Nouveaux tableaux de Paris, Paris 1828. I, p. 27.

Die Mehrzahl der pariser Passagen entsteht in den anderthalb Jahrzehnten nach 1822. Die erste Bedingung ihres Aufkommens ist die Hochkonjunktur des Textilhandels. Die magasins de nouveautés, die ersten Etablissements, die größere Warenlager im Hause unterhalten, beginnen sich zu zeigen. Sie sind die Vorläufer der Warenhäuser. Es war die Zeit, von der Balzac schrieb: »Le grand poème de l’étalage chante ses strophes de couleurs depuis la Madeleine jusqu’à la porte Saint-Denis.« Die Passagen sind ein Zentrum des Handels in Luxuswaren. In ihrer Ausstattung tritt die Kunst in den Dienst des Kaufmanns.
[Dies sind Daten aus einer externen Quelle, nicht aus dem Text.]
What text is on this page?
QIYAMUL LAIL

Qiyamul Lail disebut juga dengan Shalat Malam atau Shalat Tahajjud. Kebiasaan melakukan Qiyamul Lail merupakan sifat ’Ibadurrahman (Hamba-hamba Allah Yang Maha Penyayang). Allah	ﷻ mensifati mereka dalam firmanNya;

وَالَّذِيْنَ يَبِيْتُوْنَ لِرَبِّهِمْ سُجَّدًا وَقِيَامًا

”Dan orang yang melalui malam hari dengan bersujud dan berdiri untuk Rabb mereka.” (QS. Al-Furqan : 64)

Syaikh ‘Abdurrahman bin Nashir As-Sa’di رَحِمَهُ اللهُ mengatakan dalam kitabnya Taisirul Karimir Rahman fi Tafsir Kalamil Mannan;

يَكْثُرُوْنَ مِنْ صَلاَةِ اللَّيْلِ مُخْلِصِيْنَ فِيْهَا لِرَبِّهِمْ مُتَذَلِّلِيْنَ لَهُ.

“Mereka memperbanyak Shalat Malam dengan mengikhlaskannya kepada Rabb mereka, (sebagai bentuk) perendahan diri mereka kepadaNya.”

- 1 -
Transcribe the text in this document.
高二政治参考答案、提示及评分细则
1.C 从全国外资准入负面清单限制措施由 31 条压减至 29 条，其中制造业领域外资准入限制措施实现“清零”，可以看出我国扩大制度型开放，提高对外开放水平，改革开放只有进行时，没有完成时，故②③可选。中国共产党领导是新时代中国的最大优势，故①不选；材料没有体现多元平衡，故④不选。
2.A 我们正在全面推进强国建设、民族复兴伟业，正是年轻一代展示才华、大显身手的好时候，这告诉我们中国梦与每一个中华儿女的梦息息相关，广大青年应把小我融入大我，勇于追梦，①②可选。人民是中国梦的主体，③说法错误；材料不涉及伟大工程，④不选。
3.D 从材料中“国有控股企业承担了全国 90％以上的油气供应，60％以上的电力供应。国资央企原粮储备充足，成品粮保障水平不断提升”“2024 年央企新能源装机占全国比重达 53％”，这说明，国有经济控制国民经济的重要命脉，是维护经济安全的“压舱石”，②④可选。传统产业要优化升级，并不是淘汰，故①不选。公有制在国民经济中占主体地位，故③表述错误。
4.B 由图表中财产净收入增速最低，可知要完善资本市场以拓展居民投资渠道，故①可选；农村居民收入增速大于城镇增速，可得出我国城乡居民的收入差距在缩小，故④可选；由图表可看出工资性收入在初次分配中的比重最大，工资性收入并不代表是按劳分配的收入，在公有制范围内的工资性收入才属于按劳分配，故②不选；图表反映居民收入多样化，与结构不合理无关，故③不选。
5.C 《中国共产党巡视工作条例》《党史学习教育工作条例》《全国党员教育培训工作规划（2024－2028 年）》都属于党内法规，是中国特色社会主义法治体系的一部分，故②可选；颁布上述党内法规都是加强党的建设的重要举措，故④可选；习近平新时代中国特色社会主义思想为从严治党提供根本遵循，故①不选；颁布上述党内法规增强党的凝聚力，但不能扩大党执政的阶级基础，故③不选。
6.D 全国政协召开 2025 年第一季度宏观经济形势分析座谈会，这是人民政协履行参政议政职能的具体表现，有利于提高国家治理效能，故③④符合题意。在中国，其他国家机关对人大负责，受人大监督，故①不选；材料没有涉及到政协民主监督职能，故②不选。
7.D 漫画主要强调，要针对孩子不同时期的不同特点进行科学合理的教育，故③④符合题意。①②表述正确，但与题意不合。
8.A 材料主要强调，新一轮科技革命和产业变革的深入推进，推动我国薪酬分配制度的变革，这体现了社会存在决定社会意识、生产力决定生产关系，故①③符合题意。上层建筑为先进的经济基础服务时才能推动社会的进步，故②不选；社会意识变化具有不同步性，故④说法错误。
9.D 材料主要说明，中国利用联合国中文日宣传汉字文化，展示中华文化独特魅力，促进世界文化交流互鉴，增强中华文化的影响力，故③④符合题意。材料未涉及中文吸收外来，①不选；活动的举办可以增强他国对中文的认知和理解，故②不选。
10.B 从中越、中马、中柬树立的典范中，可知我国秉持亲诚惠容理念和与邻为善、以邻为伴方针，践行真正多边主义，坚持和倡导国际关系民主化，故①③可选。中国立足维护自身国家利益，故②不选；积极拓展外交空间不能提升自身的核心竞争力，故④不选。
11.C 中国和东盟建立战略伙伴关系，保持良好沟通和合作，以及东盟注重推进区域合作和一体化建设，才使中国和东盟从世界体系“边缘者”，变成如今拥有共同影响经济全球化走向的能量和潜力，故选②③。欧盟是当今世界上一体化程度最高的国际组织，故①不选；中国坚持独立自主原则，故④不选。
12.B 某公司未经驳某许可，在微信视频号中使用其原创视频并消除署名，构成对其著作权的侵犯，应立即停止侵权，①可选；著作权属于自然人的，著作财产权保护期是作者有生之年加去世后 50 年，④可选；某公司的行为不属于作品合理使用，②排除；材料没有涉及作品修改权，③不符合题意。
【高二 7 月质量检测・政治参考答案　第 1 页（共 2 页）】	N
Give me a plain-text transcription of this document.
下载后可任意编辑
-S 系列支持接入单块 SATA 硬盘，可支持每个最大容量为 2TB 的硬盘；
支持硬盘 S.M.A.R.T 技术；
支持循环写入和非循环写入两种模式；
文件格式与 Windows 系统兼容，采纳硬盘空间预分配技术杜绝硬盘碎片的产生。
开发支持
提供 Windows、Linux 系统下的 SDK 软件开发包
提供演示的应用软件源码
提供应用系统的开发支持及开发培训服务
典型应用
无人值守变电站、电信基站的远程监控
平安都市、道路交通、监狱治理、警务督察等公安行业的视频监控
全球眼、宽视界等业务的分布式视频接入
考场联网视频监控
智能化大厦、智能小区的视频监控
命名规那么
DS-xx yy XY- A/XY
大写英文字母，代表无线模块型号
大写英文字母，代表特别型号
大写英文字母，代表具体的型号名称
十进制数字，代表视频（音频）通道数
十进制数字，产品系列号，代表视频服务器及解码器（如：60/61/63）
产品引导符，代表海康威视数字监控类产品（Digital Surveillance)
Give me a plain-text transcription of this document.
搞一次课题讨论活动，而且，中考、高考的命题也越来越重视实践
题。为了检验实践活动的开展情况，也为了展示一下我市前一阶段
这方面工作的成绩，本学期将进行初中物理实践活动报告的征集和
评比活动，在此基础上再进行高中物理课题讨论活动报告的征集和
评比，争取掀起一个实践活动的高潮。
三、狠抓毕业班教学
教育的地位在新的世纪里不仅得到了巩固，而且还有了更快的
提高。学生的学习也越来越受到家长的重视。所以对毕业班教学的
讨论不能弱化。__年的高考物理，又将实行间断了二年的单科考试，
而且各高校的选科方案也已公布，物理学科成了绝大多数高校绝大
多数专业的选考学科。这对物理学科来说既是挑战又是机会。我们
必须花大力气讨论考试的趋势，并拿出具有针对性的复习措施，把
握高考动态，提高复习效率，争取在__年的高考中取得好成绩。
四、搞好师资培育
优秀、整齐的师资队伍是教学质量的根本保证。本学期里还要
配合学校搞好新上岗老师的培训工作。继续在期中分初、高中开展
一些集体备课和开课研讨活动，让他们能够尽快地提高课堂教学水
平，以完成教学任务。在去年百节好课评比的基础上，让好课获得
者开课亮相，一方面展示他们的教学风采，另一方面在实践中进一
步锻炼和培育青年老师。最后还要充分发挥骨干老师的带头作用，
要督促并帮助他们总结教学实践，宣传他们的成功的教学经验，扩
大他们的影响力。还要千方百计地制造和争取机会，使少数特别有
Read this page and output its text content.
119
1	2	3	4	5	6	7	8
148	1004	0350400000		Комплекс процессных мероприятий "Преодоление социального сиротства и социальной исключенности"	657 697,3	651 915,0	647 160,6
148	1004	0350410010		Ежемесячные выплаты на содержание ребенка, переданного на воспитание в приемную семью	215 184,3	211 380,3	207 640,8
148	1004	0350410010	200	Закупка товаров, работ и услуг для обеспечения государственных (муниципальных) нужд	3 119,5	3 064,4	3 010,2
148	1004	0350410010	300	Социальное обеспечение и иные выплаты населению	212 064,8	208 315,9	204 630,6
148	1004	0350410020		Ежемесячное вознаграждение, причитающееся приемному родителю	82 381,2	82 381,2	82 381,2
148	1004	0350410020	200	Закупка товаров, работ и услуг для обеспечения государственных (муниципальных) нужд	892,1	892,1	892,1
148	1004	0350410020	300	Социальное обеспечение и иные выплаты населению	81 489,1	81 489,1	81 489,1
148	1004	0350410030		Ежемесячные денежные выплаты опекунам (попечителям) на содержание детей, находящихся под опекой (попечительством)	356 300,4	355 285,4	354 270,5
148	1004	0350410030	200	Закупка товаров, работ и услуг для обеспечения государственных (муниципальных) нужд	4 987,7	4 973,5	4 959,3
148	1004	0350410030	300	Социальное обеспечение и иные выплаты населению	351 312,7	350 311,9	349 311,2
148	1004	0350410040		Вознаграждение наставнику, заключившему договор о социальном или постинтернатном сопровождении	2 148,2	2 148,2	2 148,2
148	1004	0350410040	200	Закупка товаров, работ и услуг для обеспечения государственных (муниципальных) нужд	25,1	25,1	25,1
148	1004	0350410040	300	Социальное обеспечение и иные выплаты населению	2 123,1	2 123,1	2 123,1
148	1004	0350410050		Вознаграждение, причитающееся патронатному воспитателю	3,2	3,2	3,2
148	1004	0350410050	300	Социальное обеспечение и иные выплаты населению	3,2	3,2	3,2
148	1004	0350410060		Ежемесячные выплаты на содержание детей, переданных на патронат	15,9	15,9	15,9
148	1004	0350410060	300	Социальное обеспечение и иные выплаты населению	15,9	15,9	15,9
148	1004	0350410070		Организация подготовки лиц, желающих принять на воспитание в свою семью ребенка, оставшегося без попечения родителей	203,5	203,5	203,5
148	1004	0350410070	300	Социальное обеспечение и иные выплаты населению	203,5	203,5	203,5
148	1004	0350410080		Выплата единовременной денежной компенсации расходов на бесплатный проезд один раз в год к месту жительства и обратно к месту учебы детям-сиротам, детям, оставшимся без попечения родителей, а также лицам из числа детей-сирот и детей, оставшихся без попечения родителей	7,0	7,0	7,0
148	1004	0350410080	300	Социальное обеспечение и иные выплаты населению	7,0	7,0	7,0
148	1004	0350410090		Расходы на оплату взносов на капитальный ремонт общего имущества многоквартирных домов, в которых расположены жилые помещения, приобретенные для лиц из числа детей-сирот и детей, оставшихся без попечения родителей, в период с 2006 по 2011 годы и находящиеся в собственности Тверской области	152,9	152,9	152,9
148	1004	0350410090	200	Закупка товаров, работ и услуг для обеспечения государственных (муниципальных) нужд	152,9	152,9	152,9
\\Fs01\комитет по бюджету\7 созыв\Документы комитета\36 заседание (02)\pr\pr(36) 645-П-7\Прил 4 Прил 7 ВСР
Die Zeitgenossen werden nicht müde, sie zu bewundern. Noch lange bleiben sie ein Anziehungspunkt für die Fremden. Ein »Illustrierter Pariser Führer« sagt: »Diese Passagen, eine neuere Erfindung des industriellen Luxus, sind glasgedeckte, marmorgetäfelte Gänge durch ganze Häusermassen, deren Besitzer sich zu solchen Spekulationen vereinigt haben. Zu beiden Seiten dieser Gänge, die ihr Licht von oben erhalten, laufen die elegantesten Warenläden hin, so daß eine solche Passage eine Stadt, ja eine Welt im kleinen ist.« Die Passagen sind der Schauplatz der ersten Gasbeleuchtung.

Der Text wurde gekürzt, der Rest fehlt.